Farms provide children countless opportunities for fun and learning. Many who grew up in agriculture would agree that there is no better place to be raised than on a farm. The chance to learn the value of hard work and understand production agriculture is priceless.
The life of every child is also priceless, though, and unfortunately, farms can be a dangerous place for young people. The National Children’s Center for Rural and Agricultural Health and Safety recently released its 2022 fact sheet on childhood injuries, and the statistics are sobering. Every three days, a child in the United States dies in an agriculture-related incident. Each day, about 33 children are injured in agriculture-related incidents, and around one-third of emergency room visits tied to agriculture involve injured children.
Once youth are old enough to work on the farm, the risks are still present. Between 2011 and 2020, agriculture had the most occupational fatalities across all industries for people 17 years old and younger. From 2001 to 2015, 48% of all fatal injuries of young workers took place in agricultural jobs.

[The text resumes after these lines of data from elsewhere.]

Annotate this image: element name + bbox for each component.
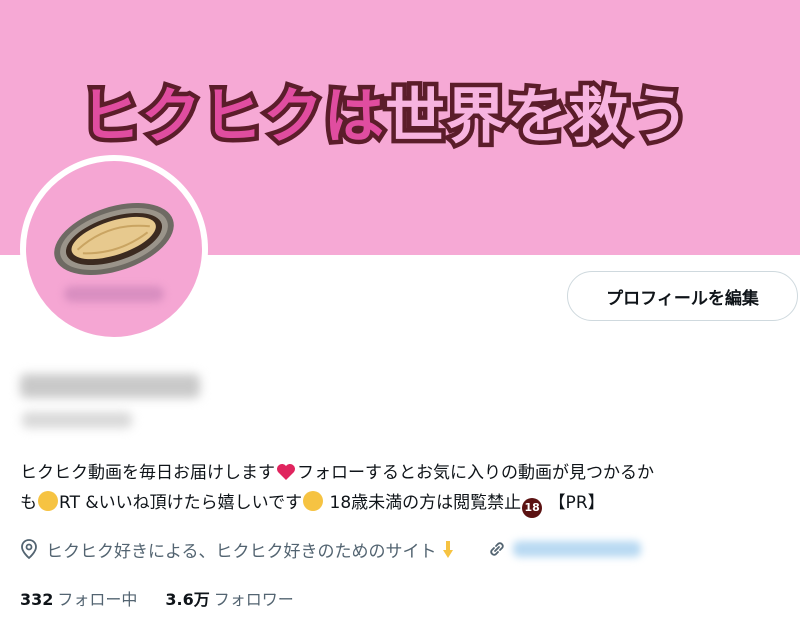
followers-count: 3.6万 xyxy=(165,590,210,609)
no-under-18-icon: 18 xyxy=(522,498,543,518)
following-label: フォロー中 xyxy=(57,590,138,609)
blurred-avatar-text xyxy=(64,286,164,302)
location-text: ヒクヒク好きによる、ヒクヒク好きのためのサイト xyxy=(46,541,437,562)
follow-stats: 332 フォロー中 3.6万 フォロワー xyxy=(20,586,294,610)
avatar-image xyxy=(26,161,202,337)
bio-text-5: 18歳未満の方は閲覧禁止 xyxy=(329,493,522,513)
location-pin-icon xyxy=(21,539,37,559)
link-icon xyxy=(489,542,504,556)
bio-text-3: も xyxy=(20,493,37,513)
followers-label: フォロワー xyxy=(213,590,294,609)
blurred-username xyxy=(22,412,132,428)
following-stat[interactable]: 332 フォロー中 xyxy=(20,586,137,610)
profile-meta: ヒクヒク好きによる、ヒクヒク好きのためのサイト xyxy=(20,535,641,563)
bio-text-1: ヒクヒク動画を毎日お届けします xyxy=(20,463,275,483)
edit-profile-button[interactable]: プロフィールを編集 xyxy=(567,271,798,321)
abalone-illustration xyxy=(54,203,174,275)
banner-title: ヒクヒクは世界を救う xyxy=(76,72,730,162)
bio-text-2: フォローするとお気に入りの動画が見つかるか xyxy=(297,463,654,483)
banner-title-part-3: 世界を救う xyxy=(381,78,694,157)
blurred-display-name xyxy=(20,374,200,398)
blurred-website-link[interactable] xyxy=(512,541,641,557)
pointing-down-icon xyxy=(442,541,453,558)
bio-text-4: RT &いいね頂けたら嬉しいです xyxy=(59,493,303,513)
shushing-face-icon xyxy=(38,491,58,511)
bio-text-6: 【PR】 xyxy=(548,493,605,513)
banner-title-part-2: は xyxy=(320,78,389,157)
profile-bio: ヒクヒク動画を毎日お届けします フォローするとお気に入りの動画が見つかるか も RT… xyxy=(20,458,790,518)
heart-icon xyxy=(277,464,295,480)
following-count: 332 xyxy=(20,590,54,609)
profile-avatar[interactable] xyxy=(20,155,208,343)
banner-title-part-1: ヒクヒク xyxy=(76,78,328,157)
hugging-face-icon xyxy=(303,491,324,511)
followers-stat[interactable]: 3.6万 フォロワー xyxy=(165,586,293,610)
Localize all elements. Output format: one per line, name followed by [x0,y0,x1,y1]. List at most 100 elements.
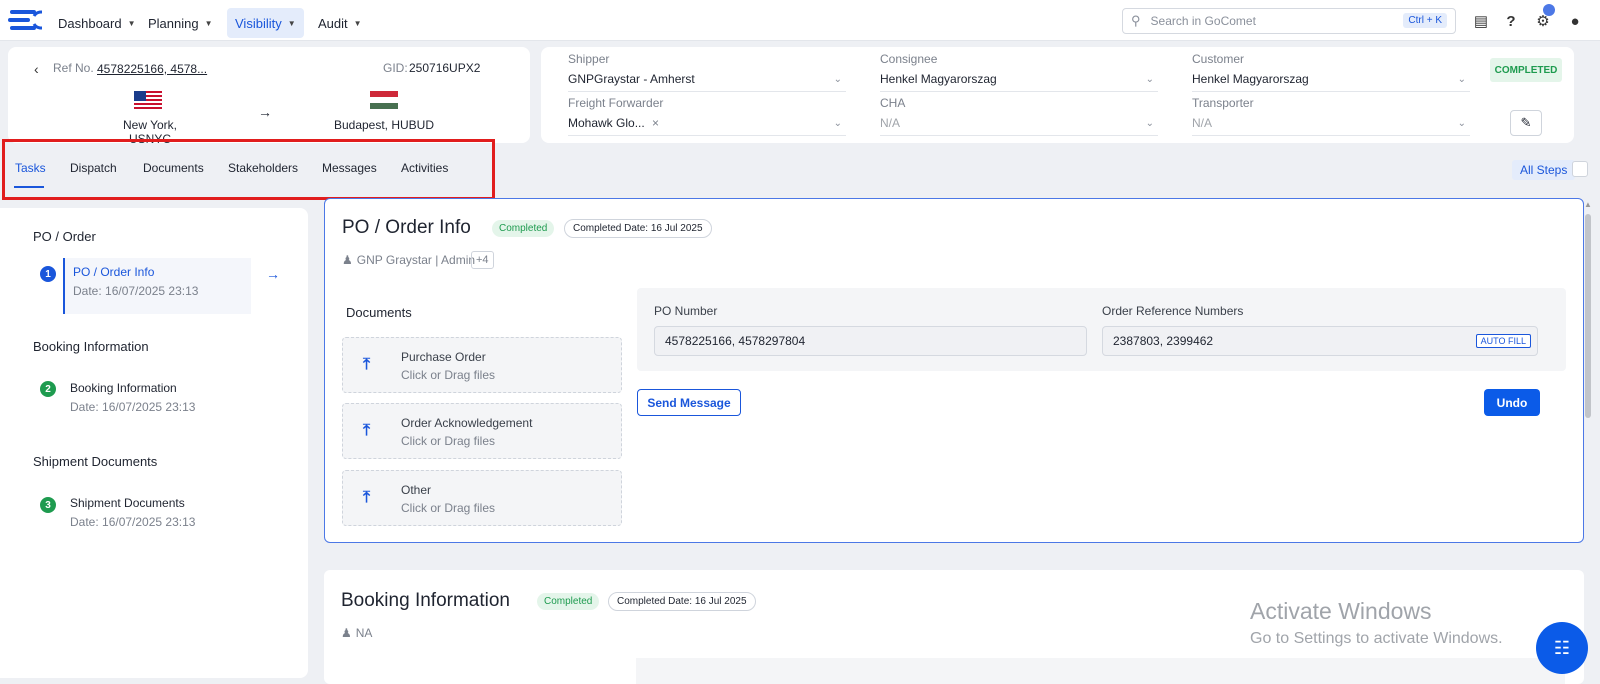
all-steps-toggle[interactable]: All Steps [1512,160,1576,180]
assignee-name: GNP Graystar | Admin [356,253,476,267]
assignee: ♟ GNP Graystar | Admin [342,253,475,267]
chevron-down-icon: ▼ [287,18,296,28]
search-input[interactable]: ⚲ Search in GoComet Ctrl + K [1122,8,1456,34]
nav-dashboard-label: Dashboard [58,15,122,31]
step-number: 2 [40,381,56,397]
search-icon: ⚲ [1131,13,1141,28]
upload-other[interactable]: ⤒ Other Click or Drag files [342,470,622,526]
upload-title: Order Acknowledgement [401,416,533,430]
documents-title: Documents [346,305,412,320]
all-steps-checkbox[interactable] [1572,161,1588,177]
customer-label: Customer [1192,52,1245,66]
completed-date-label: Completed Date: [617,596,693,607]
step-title: PO / Order Info [73,265,155,279]
gocomet-logo[interactable] [8,8,42,32]
nav-audit[interactable]: Audit ▼ [310,8,370,38]
status-badge: Completed [537,593,600,610]
ref-label: Ref No. [53,61,94,75]
shipper-select[interactable]: GNPGraystar - Amherst ⌄ [568,72,846,92]
users-icon: ♟ [342,253,353,267]
section-title: PO / Order [33,229,96,244]
nav-visibility[interactable]: Visibility ▼ [227,8,304,38]
booking-fields-area [636,658,1565,684]
step-date: Date: 16/07/2025 23:13 [73,284,199,298]
order-ref-field[interactable]: 2387803, 2399462 AUTO FILL [1102,326,1538,356]
notes-icon[interactable]: ▤ [1472,12,1490,30]
upload-icon: ⤒ [363,422,371,439]
upload-order-acknowledgement[interactable]: ⤒ Order Acknowledgement Click or Drag fi… [342,403,622,459]
transporter-value: N/A [1192,116,1213,130]
gid-value: 250716UPX2 [409,61,481,75]
top-navbar: Dashboard ▼ Planning ▼ Visibility ▼ Audit ▼ … [0,0,1600,41]
freight-forwarder-value: Mohawk Glo... [568,116,645,130]
completed-date-value: 16 Jul 2025 [694,596,747,607]
nav-visibility-label: Visibility [235,15,282,31]
step-number: 3 [40,497,56,513]
step-title[interactable]: Shipment Documents [70,496,185,510]
cha-value: N/A [880,116,901,130]
assignee-name: NA [355,626,373,640]
help-icon[interactable]: ? [1502,12,1520,30]
activation-watermark-title: Activate Windows [1250,598,1432,624]
scroll-up-icon[interactable]: ▲ [1584,200,1592,209]
chevron-down-icon: ▼ [127,18,136,28]
transporter-select[interactable]: N/A ⌄ [1192,116,1470,136]
assignee-more[interactable]: +4 [471,251,494,269]
chat-icon: ☷ [1553,637,1571,658]
consignee-select[interactable]: Henkel Magyarorszag ⌄ [880,72,1158,92]
upload-purchase-order[interactable]: ⤒ Purchase Order Click or Drag files [342,337,622,393]
scrollbar-thumb[interactable] [1585,214,1591,418]
send-message-button[interactable]: Send Message [637,389,741,416]
upload-icon: ⤒ [363,356,371,373]
back-icon[interactable]: ‹ [34,61,39,77]
chat-button[interactable]: ☷ [1536,622,1588,674]
customer-value: Henkel Magyarorszag [1192,72,1309,86]
assignee: ♟ NA [341,626,372,640]
highlight-box [2,139,495,200]
completed-date-value: 16 Jul 2025 [650,223,703,234]
shipment-status-badge: COMPLETED [1490,58,1562,82]
steps-sidebar: PO / Order 1 PO / Order Info Date: 16/07… [0,208,308,678]
completed-date-label: Completed Date: [573,223,649,234]
freight-forwarder-select[interactable]: Mohawk Glo... × ⌄ [568,116,846,136]
destination-location: Budapest, HUBUD [333,118,435,132]
ref-value[interactable]: 4578225166, 4578... [97,62,207,76]
po-order-panel: PO / Order Info Completed Completed Date… [324,198,1584,543]
upload-hint: Click or Drag files [401,368,496,382]
shipper-value: GNPGraystar - Amherst [568,72,695,86]
nav-planning[interactable]: Planning ▼ [140,8,221,38]
users-icon: ♟ [341,626,352,640]
customer-select[interactable]: Henkel Magyarorszag ⌄ [1192,72,1470,92]
upload-hint: Click or Drag files [401,434,496,448]
step-date: Date: 16/07/2025 23:13 [70,400,196,414]
order-ref-label: Order Reference Numbers [1102,304,1244,318]
notification-dot [1543,4,1555,16]
scrollbar[interactable]: ▲ [1584,200,1592,680]
user-icon[interactable]: ● [1566,12,1584,30]
step-title[interactable]: Booking Information [70,381,177,395]
nav-audit-label: Audit [318,15,348,31]
undo-button[interactable]: Undo [1484,389,1540,416]
hungary-flag-icon [370,91,398,109]
arrow-right-icon: → [258,104,272,120]
upload-hint: Click or Drag files [401,501,496,515]
edit-button[interactable]: ✎ [1510,110,1542,136]
gid-label: GID: [383,61,408,75]
section-title: Booking Information [33,339,149,354]
chevron-down-icon: ▼ [353,18,362,28]
arrow-right-icon[interactable]: → [266,266,280,282]
search-shortcut: Ctrl + K [1403,13,1447,28]
transporter-label: Transporter [1192,96,1254,110]
consignee-label: Consignee [880,52,938,66]
clear-icon[interactable]: × [652,116,659,130]
po-number-field[interactable]: 4578225166, 4578297804 [654,326,1087,356]
upload-title: Other [401,483,432,497]
nav-dashboard[interactable]: Dashboard ▼ [50,8,144,38]
cha-select[interactable]: N/A ⌄ [880,116,1158,136]
completed-date-badge: Completed Date: 16 Jul 2025 [564,219,712,238]
nav-planning-label: Planning [148,15,199,31]
chevron-down-icon: ⌄ [1145,74,1154,85]
booking-panel: Booking Information Completed Completed … [324,570,1584,684]
auto-fill-button[interactable]: AUTO FILL [1475,334,1531,348]
consignee-value: Henkel Magyarorszag [880,72,997,86]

Tractors and all-terrain/utility vehicles (ATV or UTV) are the leading cause of fatal events. A concerning 47% of fatalities among youth involved transportation. Youth under the age of 16 are 12 times more likely than adults to be injured or killed while riding or driving an ATV.
Machinery was involved in another 20% of childhood deaths, while violent contact with animals or other humans accounted for 13%.

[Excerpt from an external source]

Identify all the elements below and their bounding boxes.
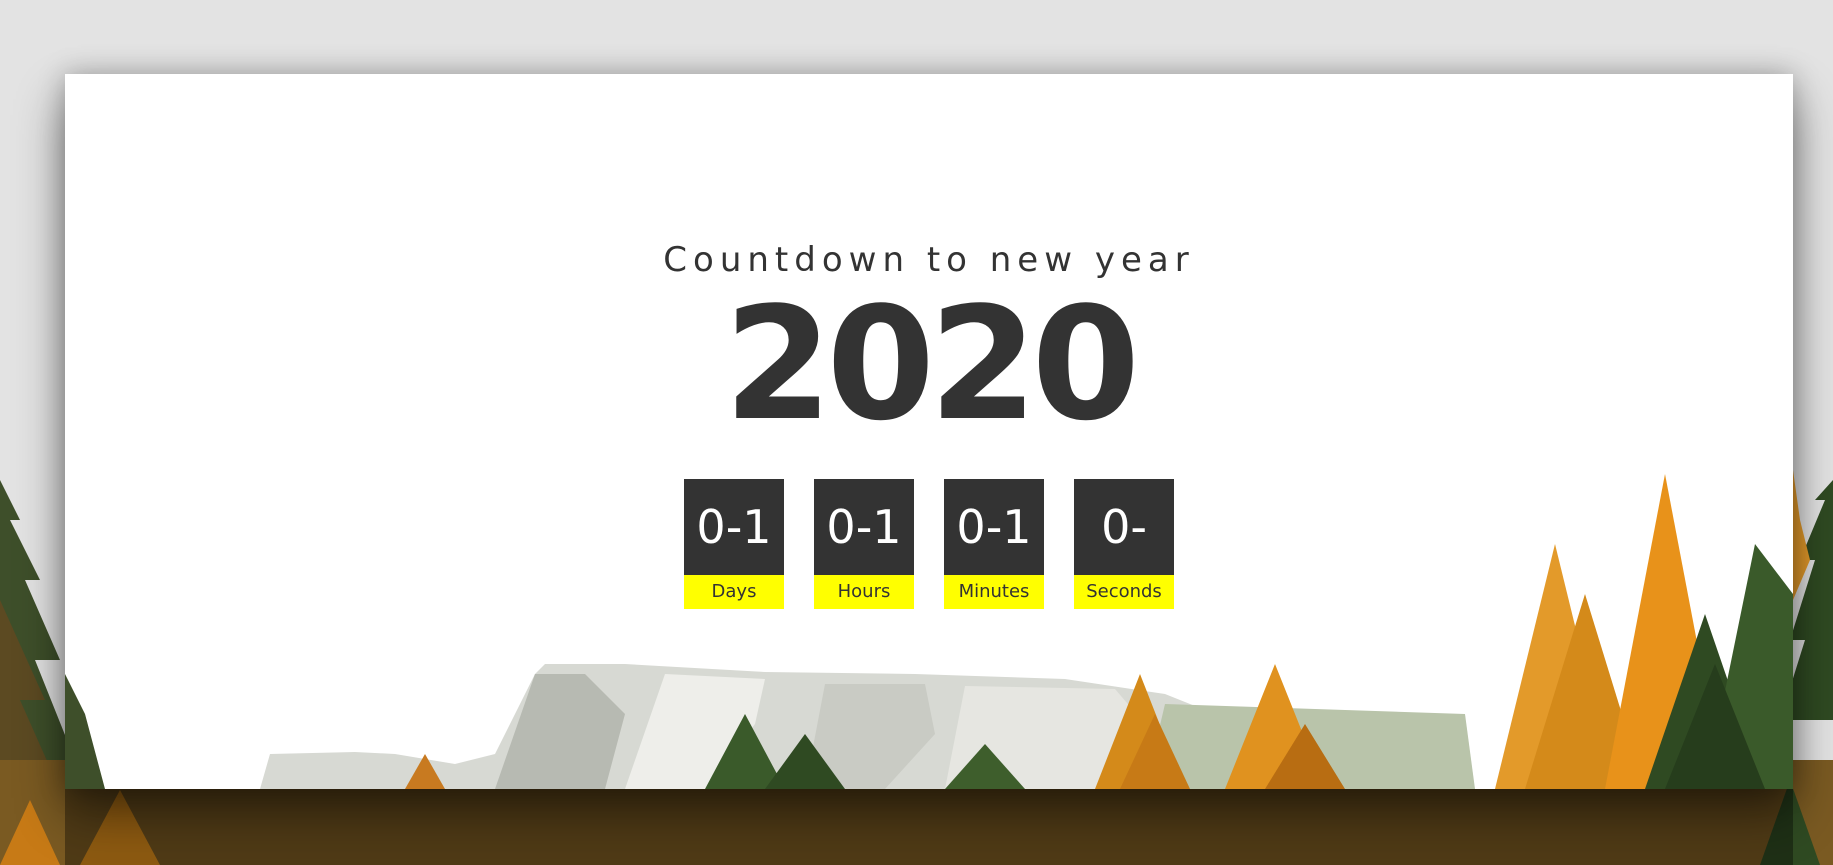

The annual cost of childhood ag-related deaths in 2021 was $605 million. Injuries cost a staggering $1.4 billion. Just 9.3% of these costs represent medical expenses; the majority of the costs are associated with the long-term consequences of farm accidents, including lost quality of life and a reduced ability to work.

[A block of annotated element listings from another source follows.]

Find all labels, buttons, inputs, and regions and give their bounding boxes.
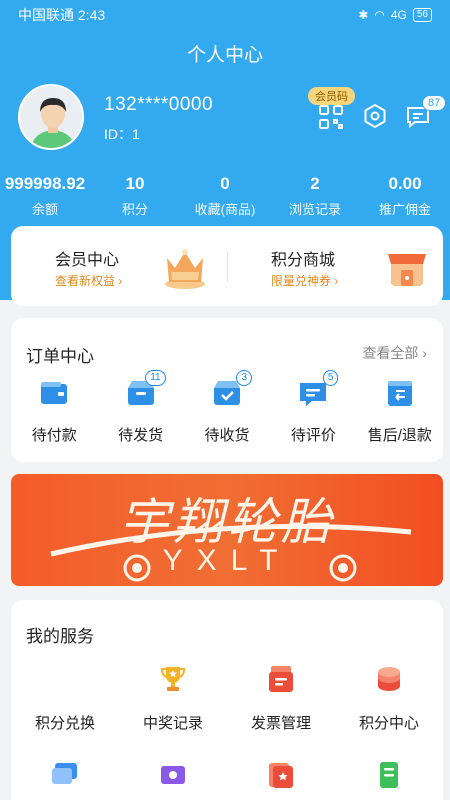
stat-history[interactable]: 2 浏览记录 <box>270 174 360 218</box>
box-icon: 11 <box>126 370 166 408</box>
stat-label: 余额 <box>31 202 58 217</box>
service-item[interactable] <box>227 760 335 790</box>
order-center-card: 订单中心 查看全部 › 待付款 11 待发货 3 待收货 5 待评价 售后/退款 <box>11 318 443 462</box>
crown-icon <box>161 244 209 295</box>
order-status-row: 待付款 11 待发货 3 待收货 5 待评价 售后/退款 <box>11 370 443 445</box>
order-after-sales[interactable]: 售后/退款 <box>357 378 443 445</box>
stat-value: 10 <box>125 174 145 193</box>
member-code-badge[interactable]: 会员码 <box>308 87 355 105</box>
bluetooth-icon: ✱ <box>358 8 369 22</box>
service-label: 中奖记录 <box>142 715 203 732</box>
order-label: 售后/退款 <box>367 427 432 444</box>
stat-label: 推广佣金 <box>378 202 431 217</box>
member-center-title: 会员中心 <box>55 252 120 269</box>
services-row-2 <box>11 760 443 790</box>
stat-label: 浏览记录 <box>288 202 341 217</box>
services-row-1: 积分兑换 中奖记录 发票管理 积分中心 <box>11 664 443 733</box>
service-points-exchange[interactable]: 积分兑换 <box>11 664 119 733</box>
order-label: 待评价 <box>290 427 336 444</box>
stat-value: 2 <box>310 174 320 193</box>
invoice-icon <box>266 664 296 694</box>
refund-icon <box>385 378 415 408</box>
comment-icon: 5 <box>298 370 339 408</box>
service-label: 发票管理 <box>250 715 311 732</box>
ticket-icon <box>158 760 188 790</box>
stat-commission[interactable]: 0.00 推广佣金 <box>360 174 450 218</box>
settings-icon[interactable] <box>362 103 390 131</box>
chat-card-icon <box>50 760 80 790</box>
service-invoice[interactable]: 发票管理 <box>227 664 335 733</box>
stat-value: 0.00 <box>388 174 422 193</box>
stat-label: 积分 <box>121 202 148 217</box>
stat-value: 999998.92 <box>4 174 86 193</box>
services-card: 我的服务 积分兑换 中奖记录 发票管理 积分中心 <box>11 600 443 800</box>
service-label: 积分兑换 <box>34 715 95 732</box>
message-count-badge: 87 <box>422 95 447 111</box>
points-mall-title: 积分商城 <box>271 252 336 269</box>
wallet-icon <box>39 378 69 408</box>
service-prize-record[interactable]: 中奖记录 <box>119 664 227 733</box>
service-points-center[interactable]: 积分中心 <box>335 664 443 733</box>
order-pending-review[interactable]: 5 待评价 <box>270 370 356 445</box>
order-label: 待付款 <box>31 427 77 444</box>
services-title: 我的服务 <box>26 627 94 646</box>
promo-banner[interactable]: 宇翔轮胎 YXLT <box>11 474 443 586</box>
service-item[interactable] <box>11 760 119 790</box>
order-center-title: 订单中心 <box>26 347 94 366</box>
order-pending-receipt[interactable]: 3 待收货 <box>184 370 270 445</box>
stat-balance[interactable]: 999998.92 余额 <box>0 174 90 218</box>
count-badge: 3 <box>236 370 253 386</box>
service-item[interactable] <box>119 760 227 790</box>
star-card-icon <box>266 760 296 790</box>
see-all-link[interactable]: 查看全部 › <box>362 343 427 363</box>
page-title: 个人中心 <box>186 45 263 66</box>
member-center-entry[interactable]: 会员中心 查看新权益 › <box>11 226 227 306</box>
count-badge: 11 <box>145 370 166 386</box>
stat-value: 0 <box>220 174 230 193</box>
count-badge: 5 <box>322 370 339 386</box>
wifi-icon: ◠ <box>374 8 385 22</box>
points-mall-sub: 限量兑神券 › <box>271 274 339 288</box>
service-item[interactable] <box>335 760 443 790</box>
status-icons: ✱ ◠ 4G 56 <box>358 8 432 22</box>
battery-icon: 56 <box>412 8 432 22</box>
status-bar: 中国联通 2:43 ✱ ◠ 4G 56 <box>0 0 450 30</box>
member-card: 会员中心 查看新权益 › 积分商城 限量兑神券 › <box>11 226 443 306</box>
order-label: 待收货 <box>204 427 250 444</box>
order-pending-shipment[interactable]: 11 待发货 <box>97 370 183 445</box>
stat-label: 收藏(商品) <box>194 202 256 217</box>
signal-icon: 4G <box>390 8 407 22</box>
banner-subtitle: YXLT <box>162 544 292 577</box>
member-center-sub: 查看新权益 › <box>55 274 123 288</box>
qrcode-icon[interactable] <box>318 104 346 132</box>
points-mall-entry[interactable]: 积分商城 限量兑神券 › <box>227 226 443 306</box>
document-icon <box>374 760 404 790</box>
truck-icon: 3 <box>212 370 253 408</box>
user-phone: 132****0000 <box>104 94 214 115</box>
shop-icon <box>383 244 431 297</box>
carrier-time: 中国联通 2:43 <box>18 7 106 23</box>
user-id: ID：1 <box>104 126 140 142</box>
order-label: 待发货 <box>118 427 164 444</box>
trophy-icon <box>158 664 188 694</box>
service-label: 积分中心 <box>358 715 419 732</box>
stat-favorites[interactable]: 0 收藏(商品) <box>180 174 270 218</box>
exchange-icon <box>50 664 80 694</box>
stat-points[interactable]: 10 积分 <box>90 174 180 218</box>
order-pending-payment[interactable]: 待付款 <box>11 378 97 445</box>
stats-row: 999998.92 余额 10 积分 0 收藏(商品) 2 浏览记录 0.00 … <box>0 174 450 218</box>
avatar[interactable] <box>18 84 84 150</box>
coins-icon <box>374 664 404 694</box>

An estimated 893,000 youth reside on farms across the country, and about half of them work on the farm where they live. Another 265,600 non-resident youth are hired to work on farms, and more than 25 million children visit farms each year. Efforts to protect these children are well worth the time and money.
To review the full list of statistics, check out the 2022 Childhood Agricultural Injuries fact sheet. For ideas on how to improve safety on the farm, please visit the Cultivate Safety website. As adults, it is our job to do all we can to ensure that children have a positive and safe agricultural experience.